On June 28, 2012, the Federal District Court in New Jersey issued its decision rejecting the drivers’ claims and dismissed their lawsuit.  In reaching its decision, the Court analyzed six factors to determine if the drivers were employees or independent contractors.

Federal courts in New Jersey use these six factors not just in the trucking industry, but anytime they are required to determine if a worker is an employee or independent contractor under federal wage laws:  (1) the degree of the alleged employer’s right to control the manner in which the work is to be performed, (2) the alleged employee’s opportunity for profit or loss depending on his managerial skill; (3) the alleged employee’s investment in equipment or materials required for his task, or his employment of helpers; (4) whether the service rendered requires a special skill; (5) the degree of permanence of the working relationship; and (6) whether the service rendered is an integral part of the alleged employer’s business.
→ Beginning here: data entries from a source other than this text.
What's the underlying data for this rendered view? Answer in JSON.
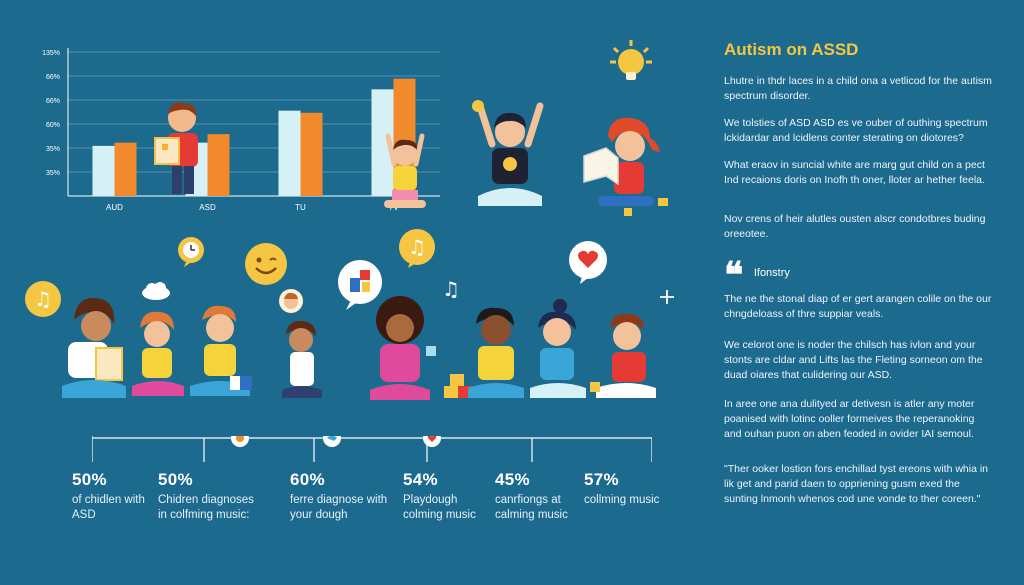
{
  "chart_data": {
    "type": "bar",
    "categories": [
      "AUD",
      "ASD",
      "TU",
      "TV"
    ],
    "series": [
      {
        "color": "#d6f1f6",
        "values": [
          47,
          50,
          80,
          100
        ]
      },
      {
        "color": "#f08a2c",
        "values": [
          50,
          58,
          78,
          110
        ]
      }
    ],
    "ytick_labels": [
      "135%",
      "66%",
      "66%",
      "60%",
      "35%",
      "35%"
    ],
    "ylim": [
      0,
      135
    ],
    "grid": true
  },
  "stats": [
    {
      "pct": "50%",
      "label": "of chidlen with ASD"
    },
    {
      "pct": "50%",
      "label": "Chidren diagnoses in colfming music:"
    },
    {
      "pct": "60%",
      "label": "ferre diagnose with your dough"
    },
    {
      "pct": "54%",
      "label": "Playdough colming music"
    },
    {
      "pct": "45%",
      "label": "canrfiongs at calming music"
    },
    {
      "pct": "57%",
      "label": "collming music"
    }
  ],
  "timeline_icons": [
    "flower-icon",
    "bird-icon",
    "heart-icon"
  ],
  "panel": {
    "title": "Autism on ASSD",
    "p1": "Lhutre in thdr laces in a child ona a vetlicod for the autism spectrum disorder.",
    "p2": "We tolsties of ASD ASD es ve ouber of outhing spectrum lckidardar and lcidlens conter sterating on diotores?",
    "p3": "What eraov in suncial white are marg gut child on a pect Ind recaions doris on Inofh th oner, lloter ar hether feela.",
    "p4": "Nov crens of heir alutles ousten alscr condotbres buding oreeotee.",
    "quote_head": "Ifonstry",
    "p5": "The ne the stonal diap of er gert arangen colile on the our chngdeloass of thre suppiar veals.",
    "p6": "We celorot one is noder the chilsch has ivlon and your stonts are cldar and Lifts las the Fleting sorneon om the duad oiares that culidering our ASD.",
    "p7": "In aree one ana dulityed ar detivesn is atler any moter poanised with lotinc ooller formeives the reperanoking and ouhan puon on aben feoded in ovider IAI semoul.",
    "p8": "\"Ther ooker lostion fors enchillad tyst ereons with whia in lik get and parid daen to oppriening gusm exed the sunting lnmonh whenos cod une vonde to ther coreen.\""
  },
  "colors": {
    "background": "#1d6a8f",
    "accent_yellow": "#f5c642",
    "bar_light": "#d6f1f6",
    "bar_orange": "#f08a2c"
  }
}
The Court concluded that four of the six factors favored finding the drivers to be independent contractors, and were not outweighed by the two factors that favored finding them to be employees (i.e., (5) the degree of permanence of the relationship and (6) the service being an integral part of the business).  The Court concluded (factor 1) that telling the drivers where to report, when to report, what they would be paid and where to deliver the containers was insufficient to establish sufficient control over the manner in which the work is performed.  The drivers retained authority to select their delivery routes, to determine how to properly secure the load, to select when and where to rest, to select when and where to obtain gas and oil, to select where to repair the trucks, to determine how to finance the vehicle, to select insurance carriers, and to determine the working hours; all of which showed a lack of control.

The Court found (2) that there was an opportunity to profit because the drivers could acquire additional vehicles, could hire other drivers to work for them, and control how frequently they would drive and thereby control their pay since they were paid on a per trip basis.

The Court also noted (3) that the drivers invested in the vehicles used to conduct the business.

The Court (4) further determined that having to obtain a commercial drivers license to drive the trucks was a specialized skill not possessed by the average citizen.

Based on those factors, the court concluded that the drivers were not employees.  The Court has permitted the drivers to amend their lawsuit and refile it.  The case is Luxama v. Ironbound Express, Inc., Civ. No. 11-2224 (D.N.J.)